UPDATED 1 Sept: The EI library in London is temporarily closed to the public, as a precautionary measure in light of the ongoing COVID-19 situation. The Knowledge Service will still be answering email queries via email , or via live chats during working hours (09:15-17:00 GMT). Our e-library is always open for members here: eLibrary , for full-text access to over 200 e-books and millions of articles. Thank you for your patience.
Increased gas monetisation forecast for Africa
The African Energy Chamber has forecast increased gas monetisation across the continent on the back of a decarbonisation and industrialisation drive in its latest Africa energy outlook.
The report finds that while not insulated from the effects of COVID-19, gas markets have been less exposed than that of oil to the shocks of 2020, notably because the transport industry has been the most affected by the COVID-19 pandemic as it is more oil-demanding than gas. The global gas market was nevertheless already facing a glut of LNG before COVID-19, resulting in even more depressed prices as the pandemic’s impact on demand started to manifest in the spring of 2020. As a result, key reference prices in Europe, North America and Asia all have experienced negative pressure since the start of 2020, suggests the study.
Looking forward, the African Energy Chamber’s expectations for the global gas market fundamentals are to remain loose through 2021 on the back of weak COVID-19 induced demand and continued high supply of LNG before prices tighten significantly as LNG demand growth will outpace liquefaction capacity due to more delays in project sanctioning.
The forecast notably points to a tight LNG balance between 2023 and 2025, and along with it, a price spike. Following this period, there is a downside risk in prices for 2026 and 2027 driven by the potential of seeing a new wave of sanctioning activity during 2021 and 2022. Such future projects are expected to include ExxonMobil and Eni’s 15.2mn t/y Rovuma LNG terminal in Mozambique and expansion of BP and Kosmos Energy’s Greater Tortue Ahmeyim (GTA) FLNG project in Mauritania and Senegal.
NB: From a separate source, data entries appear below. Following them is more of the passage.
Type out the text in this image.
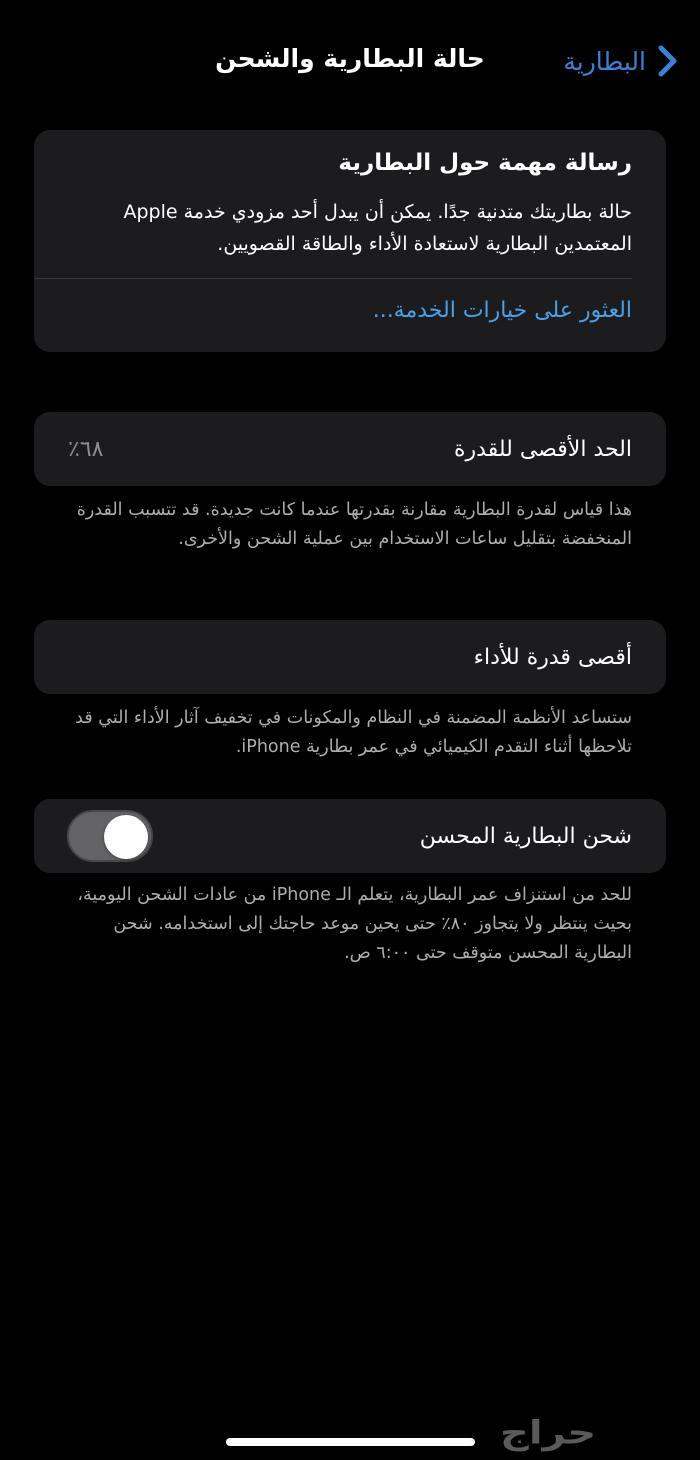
البطارية
حالة البطارية والشحن
رسالة مهمة حول البطارية
حالة بطاريتك متدنية جدًا. يمكن أن يبدل أحد مزودي خدمة Apple المعتمدين البطارية لاستعادة الأداء والطاقة القصويين.
العثور على خيارات الخدمة...
الحد الأقصى للقدرة
٪٦٨
هذا قياس لقدرة البطارية مقارنة بقدرتها عندما كانت جديدة. قد تتسبب القدرة المنخفضة بتقليل ساعات الاستخدام بين عملية الشحن والأخرى.
أقصى قدرة للأداء
ستساعد الأنظمة المضمنة في النظام والمكونات في تخفيف آثار الأداء التي قد تلاحظها أثناء التقدم الكيميائي في عمر بطارية iPhone.
شحن البطارية المحسن
للحد من استنزاف عمر البطارية، يتعلم الـ iPhone من عادات الشحن اليومية، بحيث ينتظر ولا يتجاوز ٨٠٪ حتى يحين موعد حاجتك إلى استخدامه. شحن البطارية المحسن متوقف حتى ٦:٠٠ ص.
حراج
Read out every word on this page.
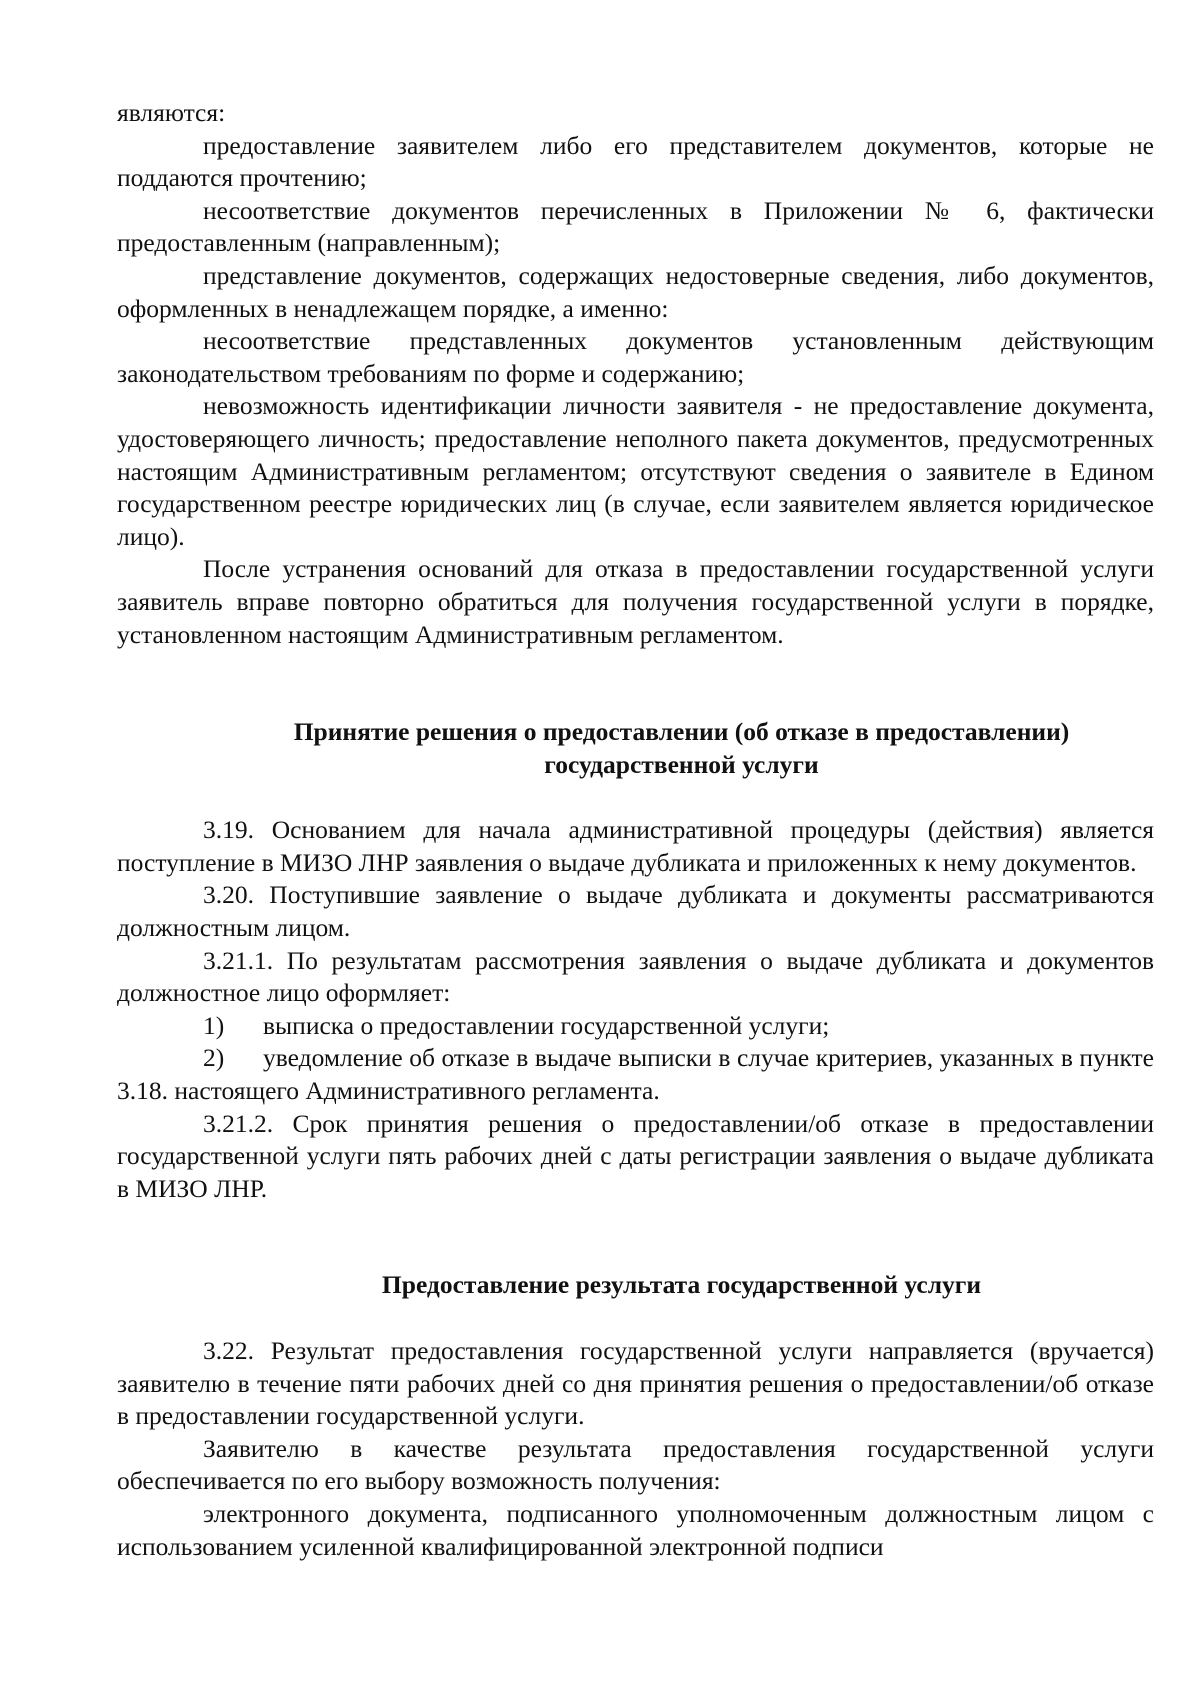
являются:

предоставление заявителем либо его представителем документов, которые не поддаются прочтению;

несоответствие документов перечисленных в Приложении № 6, фактически предоставленным (направленным);

представление документов, содержащих недостоверные сведения, либо документов, оформленных в ненадлежащем порядке, а именно:

несоответствие представленных документов установленным действующим законодательством требованиям по форме и содержанию;

невозможность идентификации личности заявителя - не предоставление документа, удостоверяющего личность; предоставление неполного пакета документов, предусмотренных настоящим Административным регламентом; отсутствуют сведения о заявителе в Едином государственном реестре юридических лиц (в случае, если заявителем является юридическое лицо).

После устранения оснований для отказа в предоставлении государственной услуги заявитель вправе повторно обратиться для получения государственной услуги в порядке, установленном настоящим Административным регламентом.

Принятие решения о предоставлении (об отказе в предоставлении)

государственной услуги

3.19. Основанием для начала административной процедуры (действия) является поступление в МИЗО ЛНР заявления о выдаче дубликата и приложенных к нему документов.

3.20. Поступившие заявление о выдаче дубликата и документы рассматриваются должностным лицом.

3.21.1. По результатам рассмотрения заявления о выдаче дубликата и документов должностное лицо оформляет:

1) выписка о предоставлении государственной услуги;

2) уведомление об отказе в выдаче выписки в случае критериев, указанных в пункте 3.18. настоящего Административного регламента.

3.21.2. Срок принятия решения о предоставлении/об отказе в предоставлении государственной услуги пять рабочих дней с даты регистрации заявления о выдаче дубликата в МИЗО ЛНР.

Предоставление результата государственной услуги

3.22. Результат предоставления государственной услуги направляется (вручается) заявителю в течение пяти рабочих дней со дня принятия решения о предоставлении/об отказе в предоставлении государственной услуги.

Заявителю в качестве результата предоставления государственной услуги обеспечивается по его выбору возможность получения:

электронного документа, подписанного уполномоченным должностным лицом с использованием усиленной квалифицированной электронной подписи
Given the gas glut on global markets with corresponding depressed prices, the Chamber notes that there may now be an opportunity to stimulate more domestic gas consumption in Africa. Expanding infrastructure to displace diesel, and increased use of gas in the power mix and gas for industrial purposes are all initiatives that would benefit from the current low cost of gas. The report also notes that African officials and regulators have increasingly seized on the importance of natural gas and pushed for its adoption across industries, especially in key hydrocarbon markets in West, Central and Southern Africa. Nigeria for instance has declared 2020 the ‘Year of Gas’ and adopted a new gas transportation network code this year, and Senegal has embarked on a gas pipeline network project to construct a 155 km national gas grid.
Monetising gas makes even more sense in Africa given the continent’s very high flaring intensities. While Africa benefits from conventional and easy to extract hydrocarbons, the inability to prevent gas flaring nevertheless catapults the continent to the overall least carbon efficient continent at about 31 kg of CO2 emitted per boe produced, according to the report.
While 2018 is the last year with high quality data, projections towards 2025 nevertheless points to Africa overall not improving its position with emissions remaining above 30 kg of CO2 per boe. Only stronger monetisation of gas at home could justify using Africa’s gas reserves for industrial and power generation purposes instead of burning and wasting them, comments the African Energy Chamber. In doing so, Africa would not only reduce its carbon intensity, but also become more attractive to global investors seeking to allocate capital to the least carbon intensive projects possible.